Milestone Capital to focus on exits as part of revival strategy3 min read . Updated: 22 Jul 2013, 11:08 PM IST
Since the beginning of this year, Milestone has been divesting and exiting some of its non-real estate businesses
The resurrection plans are led by wife Rubi Arya, along with a team of professionals, who decided to shelve negotiations to sell the financial services firm.
“We are very clear that we want to first focus on exits from our investments. In the last two years, we have returned ₹ 970 crore to investors and we are looking at another ₹ 700 crore of exits in the next six months," Arya, 41, who is a director in Milestone Capital and controls an 88% stake in the Mumbai-based firm, said in an interview.
While property consultants indicated the proposed sale may not have gone through due to a possible mismatch in valuation between potential buyers and the seller, Arya said, “There were buyers, but they were not doing total justice to (what) Ved had built."
Milestone’s funds have invested in residential projects as well as in rental yield-generating assets; exits are likely to be more visible in the latter, Arya said. The firm’s expecting average returns of mid to high teens.
One of the key exits to watch will be Blackstone Group Lp’s likely purchase of an office park in suburban Mumbai from HCC Real Estate Ltd and IL&FS Milestone Fund for ₹ 1,001 crore, which Mint reported on 20 June. In 2010, IL&FS Milestone had acquired a 74% stake in the first phase of 247 HCC Park.
Since the beginning of this year, Milestone has been divesting and exiting some of its non-real estate businesses. In February, it sold Ecofirst Advisory Services, the engineering consultancy business, for an undisclosed amount to Tata Consulting Engineers Ltd. Later, in March, Quadria Capital Investment Advisors, an Asia-focused healthcare private equity fund, acquired Milestone Religare Investment Advisors Pvt. Ltd, which runs a ₹ 410-crore-healthcare and education fund.
Following these divestments, the focus is evidently on real estate now, Milestone’s core business, Arya indicated. Milestone’s overall assets under management across funds is about ₹ 4,500 crore, of which real estate constitutes about ₹ 3,000 crore.
Milestone’s real estate funds are a diverse range constituting a series of development funds that Milestone manages on its own. It also has a joint venture partnership with IL&FS Investment Managers Pvt. Ltd for rental yield funds.

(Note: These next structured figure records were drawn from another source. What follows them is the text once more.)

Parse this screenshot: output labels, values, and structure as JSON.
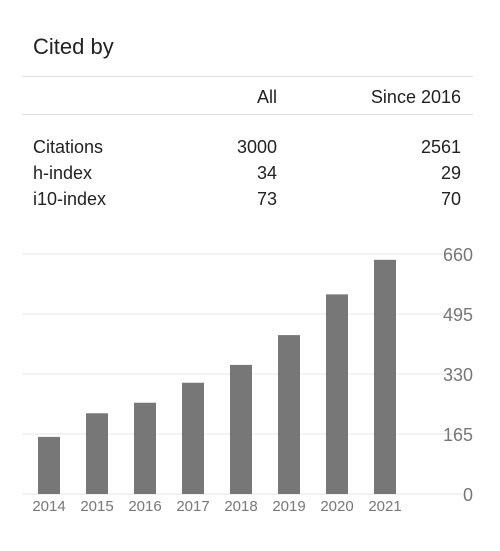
{
  "panel": {
    "title": "Cited by",
    "columns": {
      "all": "All",
      "since": "Since 2016"
    },
    "rows": [
      {
        "label": "Citations",
        "all": "3000",
        "since": "2561"
      },
      {
        "label": "h-index",
        "all": "34",
        "since": "29"
      },
      {
        "label": "i10-index",
        "all": "73",
        "since": "70"
      }
    ]
  },
  "colors": {
    "bar": "#777777",
    "grid": "#e6e6e6",
    "axis_text": "#777777",
    "text": "#222222"
  },
  "chart_data": {
    "type": "bar",
    "categories": [
      "2014",
      "2015",
      "2016",
      "2017",
      "2018",
      "2019",
      "2020",
      "2021"
    ],
    "values": [
      157,
      222,
      251,
      306,
      355,
      437,
      549,
      644
    ],
    "ylim": [
      0,
      660
    ],
    "yticks": [
      "0",
      "165",
      "330",
      "495",
      "660"
    ],
    "grid": true,
    "ytick_position": "right"
  }
}
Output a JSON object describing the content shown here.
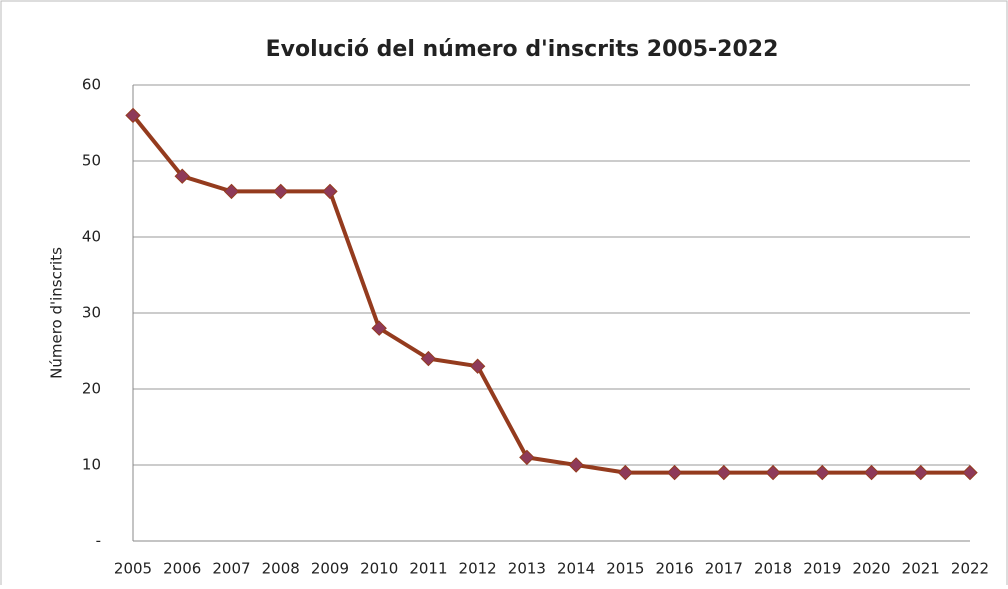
{
  "chart_data": {
    "type": "line",
    "title": "Evolució del número d'inscrits 2005-2022",
    "y_label": "Número d'inscrits",
    "categories": [
      "2005",
      "2006",
      "2007",
      "2008",
      "2009",
      "2010",
      "2011",
      "2012",
      "2013",
      "2014",
      "2015",
      "2016",
      "2017",
      "2018",
      "2019",
      "2020",
      "2021",
      "2022"
    ],
    "values": [
      56,
      48,
      46,
      46,
      46,
      28,
      24,
      23,
      11,
      10,
      9,
      9,
      9,
      9,
      9,
      9,
      9,
      9
    ],
    "color": "#943b1e",
    "marker_color": "#8e3a59",
    "ylim": [
      0,
      60
    ],
    "yticks": [
      {
        "value": 0,
        "label": "-"
      },
      10,
      20,
      30,
      40,
      50,
      60
    ],
    "grid": true
  }
}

From its mezzanine fund, Milestone Domestic Scheme III, the firm has deployed ₹ 250 crore and is looking to invest another ₹ 160 crore across 3-4 deals in a few months, said Nitin Goel, partner-real estate investments, Milestone Capital. The fund will largely invest in residential-focused projects through so-called structured finance deals on a fixed-return basis.
Mezzanine funds typically invest in debt instruments with small exposure to equities.
After a long hiatus, Milestone now plans to raise fresh capital of ₹ 300-500 crore. Arya said the money will be raised from wealthy individuals, deployed in real estate and managed by Milestone.
It is good practice to show some exits to get investor confidence before hitting the road to raise fresh capital, said property analysts.
Ambar Maheshwari, managing director, corporate finance, at property advisory Jones Lang LaSalle India, said Milestone is on the right track with the right set of targets.
“Though getting exits is tough and fund-raising is a challenge, but if spearheaded by the right team, it shouldn’t be a problem for them," he said.
Milestone is scouting for a new chief to head its real estate business, after whole-time director and managing partner Ashish Joshi left in December.
Investors are looking at fund managers with a stable track record not just in deploying capital, but also those who can handle asset management and assure profitable exits, said Rajeev Bairathi, executive director, capital transaction group, at property advisory Knight Frank India.
“Exits that way are crucial if one wants to raise fresh capital," he said.